Они достигли поворота дороги. Кристоф вышел. Коляску поглотил туман. Вскоре она исчезла из виду. Кристоф еще слышал стук колес и топот копыт лошади. Пелена плотного белого тумана расстилалась над лугами. Сквозь его густую сеть виднелись окоченевшие деревья, с ветвей их стекали капли. Ни дуновения. Туманом заволокло жизнь, Кристоф остановился, задыхаясь… Нет ничего. Все кончено…
Кристоф глубоко вдохнул туман и продолжал свой путь. Ничто не кончено для того, кто жив.
Часть третьяРазлука только усиливает власть тех, кого мы любим. В сердце сохраняются лишь самые дорогие, самые лучшие воспоминания.
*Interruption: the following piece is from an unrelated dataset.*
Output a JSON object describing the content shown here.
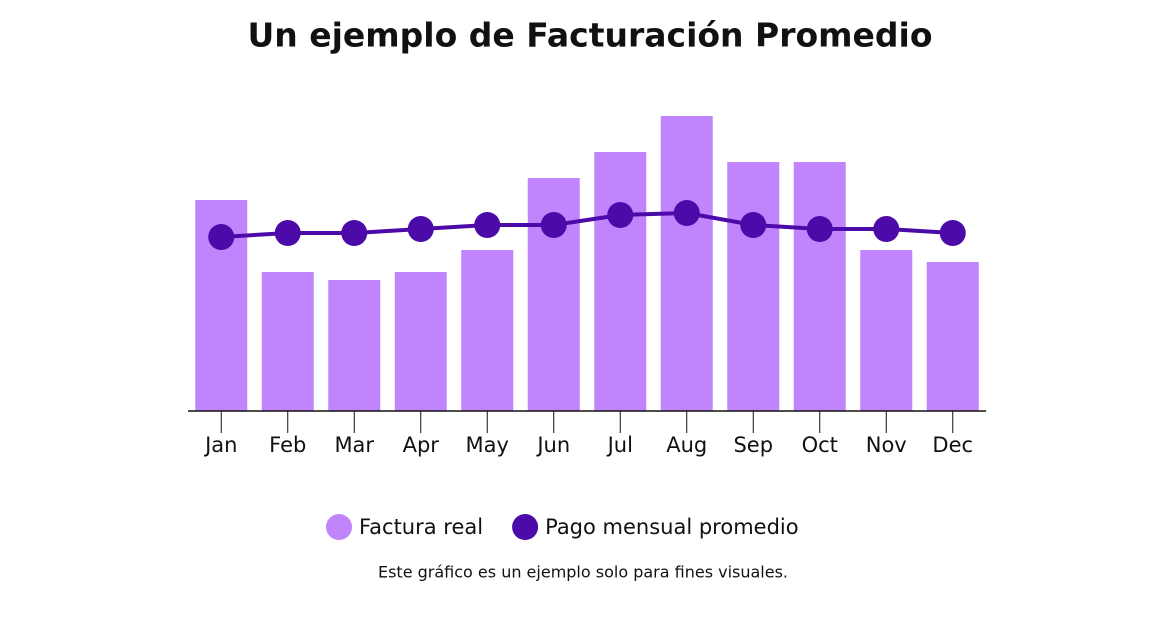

Отзвук каждого слова, доносящегося сквозь пространство от далекого друга, воспринимается в тишине с благоговейным трепетом.
Переписка Кристофа и Грации приобрела спокойный и сдержанный тон друзей, любовь которых уже не боится опасных испытаний, – все это осталось позади, и они уверенно идут, взявшись за руки, своим путем-дорогой. Каждый из них был достаточно силен, чтобы поддерживать и направлять другого, и вместе с тем достаточно слаб, чтобы разрешить другому направлять и поддерживать себя.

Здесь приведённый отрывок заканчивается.